Yes, you can approximate \log(x) as a piecewise linear concave function f(x). The constraint t \le f(x) can be modeled directly with linear programming, no need for SOS. In your objective you’ll be maximizing t so equality will hold in the optimal solution.

@miles.lubin this is a great suggestion for the problem I presented. Unfortunately when I looked at the more complicated problem that I am actually working on, its a maximization problem containing a -log(x) term in the objective. If I understand your suggestion correctly, t < \log(x) can be very well approximated using a set of linear constraints. For my problem of Maximizing t s.t. t\leq -\log(x), I think I cannot build a good approximation to the constraint using linear constraints as -\log(x) is convex. This is what led me to using a piecewise linear approximation using SOS or binary variables. Do you think it is the correct place to end up or are you able to suggest any other tricks?

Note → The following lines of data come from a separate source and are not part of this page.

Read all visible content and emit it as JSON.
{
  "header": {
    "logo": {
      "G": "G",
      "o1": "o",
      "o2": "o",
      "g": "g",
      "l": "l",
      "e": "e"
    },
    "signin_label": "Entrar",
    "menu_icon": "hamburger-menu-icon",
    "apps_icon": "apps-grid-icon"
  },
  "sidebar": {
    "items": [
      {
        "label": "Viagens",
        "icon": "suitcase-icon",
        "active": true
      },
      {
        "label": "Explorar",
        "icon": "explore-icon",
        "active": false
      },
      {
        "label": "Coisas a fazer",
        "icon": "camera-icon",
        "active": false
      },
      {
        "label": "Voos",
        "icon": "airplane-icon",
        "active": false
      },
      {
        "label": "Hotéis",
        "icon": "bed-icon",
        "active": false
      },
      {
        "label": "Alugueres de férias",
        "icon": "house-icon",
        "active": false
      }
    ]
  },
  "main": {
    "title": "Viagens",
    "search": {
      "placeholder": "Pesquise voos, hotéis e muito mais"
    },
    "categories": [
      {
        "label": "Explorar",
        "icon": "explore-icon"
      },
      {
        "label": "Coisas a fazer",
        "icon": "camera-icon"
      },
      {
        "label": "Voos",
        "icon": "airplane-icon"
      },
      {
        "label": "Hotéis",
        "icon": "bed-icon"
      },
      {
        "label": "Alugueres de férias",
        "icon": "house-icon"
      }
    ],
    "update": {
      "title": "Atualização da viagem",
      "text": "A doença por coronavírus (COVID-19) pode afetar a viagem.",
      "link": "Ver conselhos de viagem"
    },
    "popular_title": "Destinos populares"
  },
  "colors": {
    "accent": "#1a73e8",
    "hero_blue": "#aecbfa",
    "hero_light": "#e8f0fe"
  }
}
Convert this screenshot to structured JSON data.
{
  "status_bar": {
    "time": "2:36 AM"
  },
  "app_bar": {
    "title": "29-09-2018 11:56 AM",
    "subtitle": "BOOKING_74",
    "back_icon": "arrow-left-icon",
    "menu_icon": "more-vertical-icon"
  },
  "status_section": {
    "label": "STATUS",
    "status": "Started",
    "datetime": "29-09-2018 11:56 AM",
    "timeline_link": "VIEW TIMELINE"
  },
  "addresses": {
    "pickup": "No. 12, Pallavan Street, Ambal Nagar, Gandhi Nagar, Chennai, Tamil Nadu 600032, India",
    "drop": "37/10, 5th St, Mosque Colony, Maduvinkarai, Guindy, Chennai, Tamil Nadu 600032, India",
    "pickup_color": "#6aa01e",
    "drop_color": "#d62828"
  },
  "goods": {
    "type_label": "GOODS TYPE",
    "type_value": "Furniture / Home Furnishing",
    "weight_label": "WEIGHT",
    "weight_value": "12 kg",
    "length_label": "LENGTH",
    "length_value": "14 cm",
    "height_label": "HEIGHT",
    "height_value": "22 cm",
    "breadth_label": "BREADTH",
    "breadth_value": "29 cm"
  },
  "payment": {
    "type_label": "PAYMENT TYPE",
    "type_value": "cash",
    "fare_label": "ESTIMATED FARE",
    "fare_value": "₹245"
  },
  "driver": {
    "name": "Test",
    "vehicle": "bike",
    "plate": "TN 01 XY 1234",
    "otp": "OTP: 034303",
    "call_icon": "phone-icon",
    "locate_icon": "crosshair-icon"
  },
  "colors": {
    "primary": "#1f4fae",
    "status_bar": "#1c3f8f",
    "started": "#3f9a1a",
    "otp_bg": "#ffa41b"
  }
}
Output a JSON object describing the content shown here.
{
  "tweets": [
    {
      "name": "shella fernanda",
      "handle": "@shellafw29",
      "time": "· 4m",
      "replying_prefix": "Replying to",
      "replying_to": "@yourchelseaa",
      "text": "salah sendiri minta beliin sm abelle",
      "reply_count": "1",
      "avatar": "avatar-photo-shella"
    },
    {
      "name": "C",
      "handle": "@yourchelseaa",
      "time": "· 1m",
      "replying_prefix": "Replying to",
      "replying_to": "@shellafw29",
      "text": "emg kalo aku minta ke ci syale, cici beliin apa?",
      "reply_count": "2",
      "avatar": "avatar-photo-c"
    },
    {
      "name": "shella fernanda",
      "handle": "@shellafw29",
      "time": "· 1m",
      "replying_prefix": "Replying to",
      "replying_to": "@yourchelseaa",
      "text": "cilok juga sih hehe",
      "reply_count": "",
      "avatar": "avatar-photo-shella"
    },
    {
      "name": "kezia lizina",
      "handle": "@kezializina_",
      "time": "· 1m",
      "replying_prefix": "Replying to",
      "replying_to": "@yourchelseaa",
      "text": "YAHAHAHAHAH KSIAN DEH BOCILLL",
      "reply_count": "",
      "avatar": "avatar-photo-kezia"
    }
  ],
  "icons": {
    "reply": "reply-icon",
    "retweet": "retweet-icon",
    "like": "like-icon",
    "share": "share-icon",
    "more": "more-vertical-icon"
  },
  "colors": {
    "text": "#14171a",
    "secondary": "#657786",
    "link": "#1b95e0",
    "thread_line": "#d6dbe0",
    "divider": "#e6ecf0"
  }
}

In that case it’s pretty reasonable to use SOS or binary variables.

Thanks for confirming :slight_smile:

You could also try COUENNE. I’ve used it through https://github.com/JuliaOpt/CoinOptServices.jl, and my limited experience with the solver was actually pretty good. You pass it the original problem (nonlinearities and all), and internally it automatically sets up a linear relaxation. The cool thing is that it adaptively tightens the relaxation inside a spatial branch-and-bound framework, and can actually solve the original problem to global optimality (insert computational complexity caveat here).